An urgent, but thankfully treatable, condition landed my dad in the hospital a couple of years ago. As I pulled into the parking lot to see him, it occurred to me that it had been some time since I’d last stepped through the front door of my hometown healthcare provider—long before I had this job or covered facility design.

I was curious to see how my perception may have shifted with this inside knowledge. I looked around. Was there natural light, decent acoustics, patient privacy? The short answer: not really. Most alarming was the unease I felt as my family members and I crammed ourselves into his half of a double room and attempted conversation at a level that wouldn’t disturb his roommate, all while pretending not to overhear caregivers on the other side of the curtain.

It was a valuable reminder that the projects Healthcare Design features each issue are still, quite often, the exception to the rule of our country’s aging infrastructure.

A couple of weeks ago I got another reminder, but this one hit me a little harder. It was a recent op-ed piece in The New York Times by Dr. Dhruv Khullar, a resident physician at Massachusetts General Hospital and Harvard Medical School. “As a doctor, I’m struck daily by how much better hospitals could be designed,” he writes in “Bad Hospital Design Is Making Us Sicker.” Khullar notes that despite hospitals’ hefty price tags and inherent complexities, evidence suggests they’ve been built all wrong—and to the detriment of those inside.

He goes on to detail research findings that indicate private patient rooms can combat healthcare-associated infection risk, that decentralized nurses’ stations can help reduce falls, that sound-absorbing materials can improve sleep. He even calls upon Roger Ulrich’s seminal “room with a view” research. The kicker? All of these mentions are couched as new insights.

While Khullar made it to the research, he apparently missed that there’s a huge industry that already knows these things. What he describes is the baseline of any new hospital construction project. He needn’t have looked very far, either: The Lunder Building on his own campus has been widely lauded in recent years for its design innovations.

I see this as our collective “trip to visit dad” moment, a reminder that there’s always more work to be done.

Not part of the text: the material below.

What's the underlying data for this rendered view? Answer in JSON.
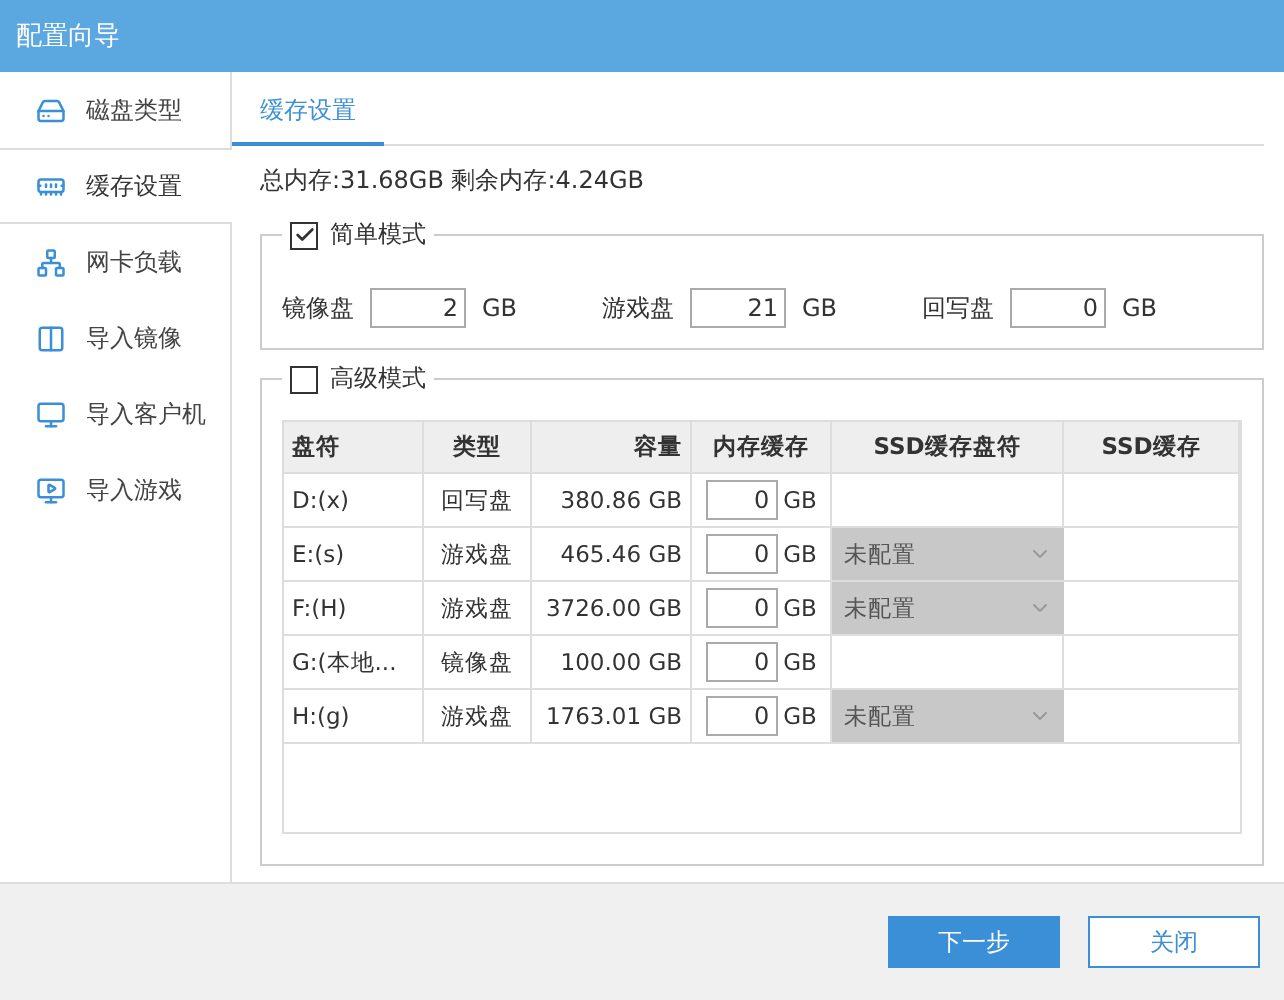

Yes, that work lies within the massive existing building stock that still dots the healthcare landscape, begging to be replaced. But it’s also in shaping a message that says: “We got this.” It’s great that the importance of the built environment on better healthcare experiences is being recognized, but wouldn’t it be even better if his article, published in one of the nation’s most venerable media outlets, went on to applaud the progress you’re all making? It’s up to you (and us), then. Don’t forget to share that story.